Cześć wszystkim,
Mam 180 cm wzrostu i swoją walkę o sylwetkę zacząłem przy wadze 105,5 kg. Wyglądałem jak morświn (tak sam o sobie mówiłem, pomijając, że to słodkie zwierzaki). Po 1,5 roku walki moja waga wynosi 75,8 kg.
Jestem zadowolony z mojej sylwetki, mam poczucie, że odjebałem kawał dobrej roboty.
Mam jednak poczucie, że niewiele brakuje mi do fajnej ,,plażowej" sylwetki, jednak pozostałości po wstępnej wadze utrzymują się na brzuchu.
Trzymam dietę na poziomie 2000 - 2200 kcal (staram się trzymać białko na poziomie przynajmniej 130g dziennie). Do tego dochodzi 3x w tygodniu trening siłowy + codziennie staram się robić 10'000 kroków, ponieważ mam pracę biurową.
Chciałbym na sam koniec skorzystać z jakiegoś spalacza, który pomógł by mi na koniec uzyskać wymarzoną sylwetkę. Nie chcę tylko jakiś ziółek, które polecają na innych stronach.

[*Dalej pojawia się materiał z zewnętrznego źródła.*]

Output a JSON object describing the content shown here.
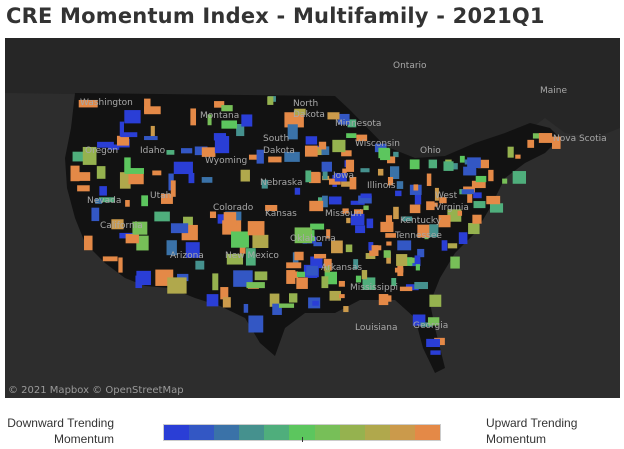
{
  "title": "CRE Momentum Index - Multifamily - 2021Q1",
  "map": {
    "attribution": "© 2021 Mapbox © OpenStreetMap",
    "labels": [
      {
        "text": "Ontario"
      },
      {
        "text": "Nova Scotia"
      },
      {
        "text": "North"
      },
      {
        "text": "Dakota"
      },
      {
        "text": "Montana"
      },
      {
        "text": "Minnesota"
      },
      {
        "text": "Washington"
      },
      {
        "text": "Oregon"
      },
      {
        "text": "Idaho"
      },
      {
        "text": "Wyoming"
      },
      {
        "text": "South"
      },
      {
        "text": "Dakota"
      },
      {
        "text": "Wisconsin"
      },
      {
        "text": "Nebraska"
      },
      {
        "text": "Iowa"
      },
      {
        "text": "Nevada"
      },
      {
        "text": "Utah"
      },
      {
        "text": "Colorado"
      },
      {
        "text": "Kansas"
      },
      {
        "text": "Missouri"
      },
      {
        "text": "California"
      },
      {
        "text": "Arizona"
      },
      {
        "text": "New Mexico"
      },
      {
        "text": "Oklahoma"
      },
      {
        "text": "Arkansas"
      },
      {
        "text": "Mississippi"
      },
      {
        "text": "Tennessee"
      },
      {
        "text": "Kentucky"
      },
      {
        "text": "West"
      },
      {
        "text": "Virginia"
      },
      {
        "text": "Ohio"
      },
      {
        "text": "Georgia"
      },
      {
        "text": "Louisiana"
      },
      {
        "text": "Maine"
      },
      {
        "text": "Illinois"
      }
    ]
  },
  "legend": {
    "low_label_line1": "Downward Trending",
    "low_label_line2": "Momentum",
    "high_label_line1": "Upward Trending",
    "high_label_line2": "Momentum",
    "colors": [
      "#2a3ed6",
      "#3357c4",
      "#3a72a8",
      "#45918e",
      "#4fae7c",
      "#5cc65e",
      "#77bf58",
      "#95b24f",
      "#b0a84c",
      "#cb9a4b",
      "#e48947"
    ]
  }
}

Natrafiłem na wasze forum i zainteresowało mnie to, że spalacze, które konkurencja przedstawia jako mega mocne, wy uważanie, za dopiero warte uwagi.
Ufam, że polecicie coś, co będę mógł spokojnie kupić. Dodam tylko, że wiele lat temu zażywałem Fenix Ground Zero i nie wspominam o dobrze - nie byłem w stanie przeprowadzić treningu, ponieważ miałem bardzo duże nudności i przy jakimkolwiek wysiłku musiałem lecieć do wc.